Do you mean Mk 1 or Mk 2?
I think Tempest’s reply refers to a Mk 2.
The Mk 1 uses a genoa fitted with the conventional luff wire which is threaded into a split flexible plastic spar. On the Mk 1 inherited with my boat the top swivel was linked to, but seperated from, the forestay by a short S/S strut which kept spar and stay apart and prevented the halyard rotating as the genoa was rolled up. The spar is needed to ensure the genoa is rolled up evenly along its length. I found the Mk1 worked reasonably well but, because the spar was split, its torsional rigidity was not that great and the top of the sail tended to open out, reducing effectiveness and pointing ability. Doubtless compounded by the fact that my genoa was not cut as a reefing sail (needs to be flattter, to reduce the mid luff “bag”).

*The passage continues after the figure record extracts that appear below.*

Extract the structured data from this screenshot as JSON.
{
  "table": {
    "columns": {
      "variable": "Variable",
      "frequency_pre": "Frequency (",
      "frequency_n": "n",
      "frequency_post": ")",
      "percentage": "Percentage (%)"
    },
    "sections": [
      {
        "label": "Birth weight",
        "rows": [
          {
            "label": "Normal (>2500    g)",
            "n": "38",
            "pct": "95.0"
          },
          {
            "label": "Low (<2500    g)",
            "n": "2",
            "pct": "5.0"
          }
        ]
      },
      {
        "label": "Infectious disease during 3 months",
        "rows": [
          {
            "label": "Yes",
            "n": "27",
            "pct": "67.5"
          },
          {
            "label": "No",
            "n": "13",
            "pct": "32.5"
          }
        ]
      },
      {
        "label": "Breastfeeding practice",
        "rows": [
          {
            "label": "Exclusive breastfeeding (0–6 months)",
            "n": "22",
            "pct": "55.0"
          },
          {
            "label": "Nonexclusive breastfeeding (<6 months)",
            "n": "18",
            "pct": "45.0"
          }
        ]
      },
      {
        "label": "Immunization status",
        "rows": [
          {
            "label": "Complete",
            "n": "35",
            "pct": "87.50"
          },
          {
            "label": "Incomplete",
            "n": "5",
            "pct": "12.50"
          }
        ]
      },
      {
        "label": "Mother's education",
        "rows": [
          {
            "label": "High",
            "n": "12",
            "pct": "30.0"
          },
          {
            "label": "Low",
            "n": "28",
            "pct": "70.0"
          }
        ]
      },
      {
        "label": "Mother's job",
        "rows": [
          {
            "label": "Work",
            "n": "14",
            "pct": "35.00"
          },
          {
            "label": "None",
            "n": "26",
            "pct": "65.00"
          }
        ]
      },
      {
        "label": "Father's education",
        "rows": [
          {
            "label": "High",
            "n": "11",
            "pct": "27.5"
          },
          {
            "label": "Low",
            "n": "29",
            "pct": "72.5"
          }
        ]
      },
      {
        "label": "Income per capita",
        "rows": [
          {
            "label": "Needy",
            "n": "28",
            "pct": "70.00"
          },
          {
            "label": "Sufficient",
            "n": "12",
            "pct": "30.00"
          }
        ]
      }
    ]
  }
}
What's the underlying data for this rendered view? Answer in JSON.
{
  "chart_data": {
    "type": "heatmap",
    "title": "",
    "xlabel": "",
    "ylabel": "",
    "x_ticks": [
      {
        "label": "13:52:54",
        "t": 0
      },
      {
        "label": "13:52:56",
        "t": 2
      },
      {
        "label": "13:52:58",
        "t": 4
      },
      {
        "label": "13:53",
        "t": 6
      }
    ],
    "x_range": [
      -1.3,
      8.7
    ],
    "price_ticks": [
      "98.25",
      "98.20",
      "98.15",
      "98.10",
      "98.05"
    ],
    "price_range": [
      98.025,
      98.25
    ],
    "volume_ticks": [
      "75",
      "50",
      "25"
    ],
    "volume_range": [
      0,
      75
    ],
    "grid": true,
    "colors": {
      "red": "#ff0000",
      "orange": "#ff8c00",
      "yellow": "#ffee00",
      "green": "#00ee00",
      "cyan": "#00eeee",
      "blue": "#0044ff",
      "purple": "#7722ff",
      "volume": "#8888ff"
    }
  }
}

As I needed a new genoa anyway I invested in a Mk 2 in which a similar, but not split, flexible plastic spar is threaded through a luff sleeve (no wire). The fact that the spar is not split seems to make it torsionally much more rigid. Combined with a sail cut for the purpose I have found the Mk 2 to perform impressively and I am very pleased with it. How much of the improvement is because of the unsplit spar and how much the sail is difficult to know, but I suspect the spar is the more important.
I didn’t chose the Harken high load drum because I do not have a system for tensioning the halyard sufficiently powerful to require it. That is about to change and I am expecting to have the choice of releasing halyard tension before reefing (each time) or upgrading to the Harken system.
There has been a previous thread on this in the technical section which can be found by typing “helyar” into the search box.